At UNGA, Trump Dashes Iran's Hopes Regarding US Policy and Nuclear Deal

Iran Focus

London, 22 Sep - As US President Trump is known for being an unpredictable political leader, the eyes of the world were on his first speech at the UN General Assembly, especially when he said, “We cannot abide by an agreement if it provides cover for eventual construction of a nuclear program.”

He spoke about such subjects such as the threats from North Korea, the refugee crisis, and Iran’s activities in the Middle East. In fact, he mentioned Iran 11 times during his speech, indicating that Tehran’s destabilizing actions in the region will be one of the most crucial issues for the US foreign policy.

But, Trump’s most vitriolic attack was on the nuclear agreement, formally known as the Join Comprehensive Plan of Action (JCPOA). He called it “an embarrassment to the United States” and “the worst and most one-sided transactions the United State has ever entered into”.

Iranian President Rouhani will speak at the General Assembly a day later. Proponents of the agreement hope to defend the nuclear deal.

For Iranian people, President Trump’s speech was encouraging, as he talked about change in the country.

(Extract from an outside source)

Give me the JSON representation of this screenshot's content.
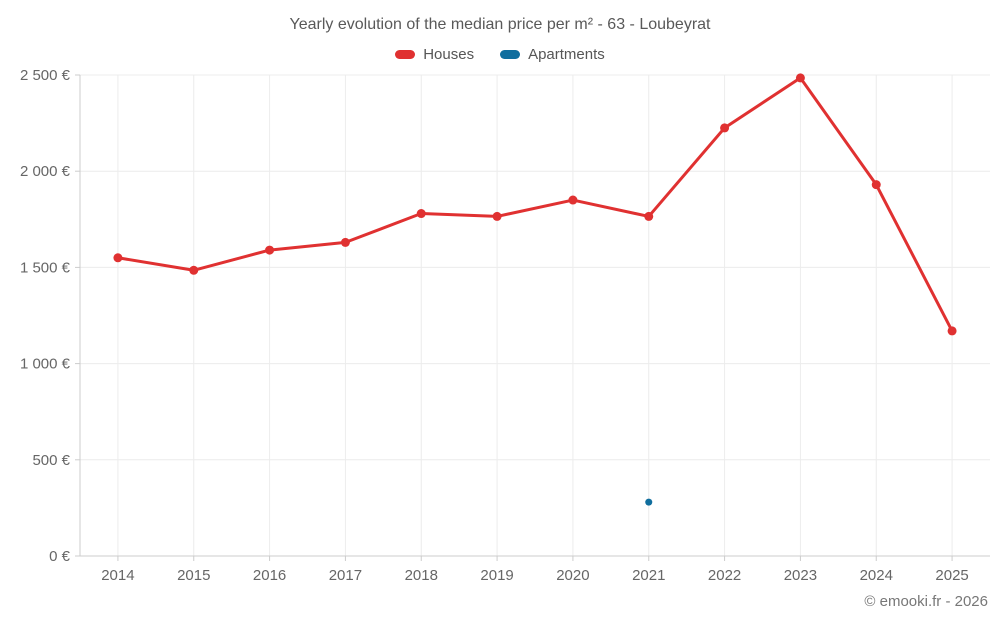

According to some, his words would have been punishable by death if uttered in Iran. He pointed out that “The longest suffering victims of Iran’s leaders are, in fact, its own people,” and criticized the Iranian government for using the country’s resources and oil revenues to support terrorism in the Middle East, instead of improving life for its people.

In remarks that seemed to speak directly to the Iranian people’s democratic aspirations, as President Trump said, “The entire world understands that the good people of Iran want change, and, other than the vast military power of the United States, that Iran’s people are what their leaders fear the most.”

“Oppressive regimes cannot endure forever, and the day will come when the people will face a choice,” he stated, and asked, “Will they continue down the path of poverty, bloodshed and terror, or will the Iranian people return to the nation’s proud roots as a centre of civilization, culture and wealth, where their people can be happy and prosperous once again?”

In response to Trump’s remarks about Iran, Iran’s foreign minister, Javad Zarif, tweeted, “Trump's ignorant hate speech belongs in medieval times - not the 21st Century UN - unworthy of a reply. Fake empathy for Iranians fools no one.”

Still, nothing shows just how upset Trump’s remarks made Iranian officials better than the scowl by Tehran’s representative as he watched the speech.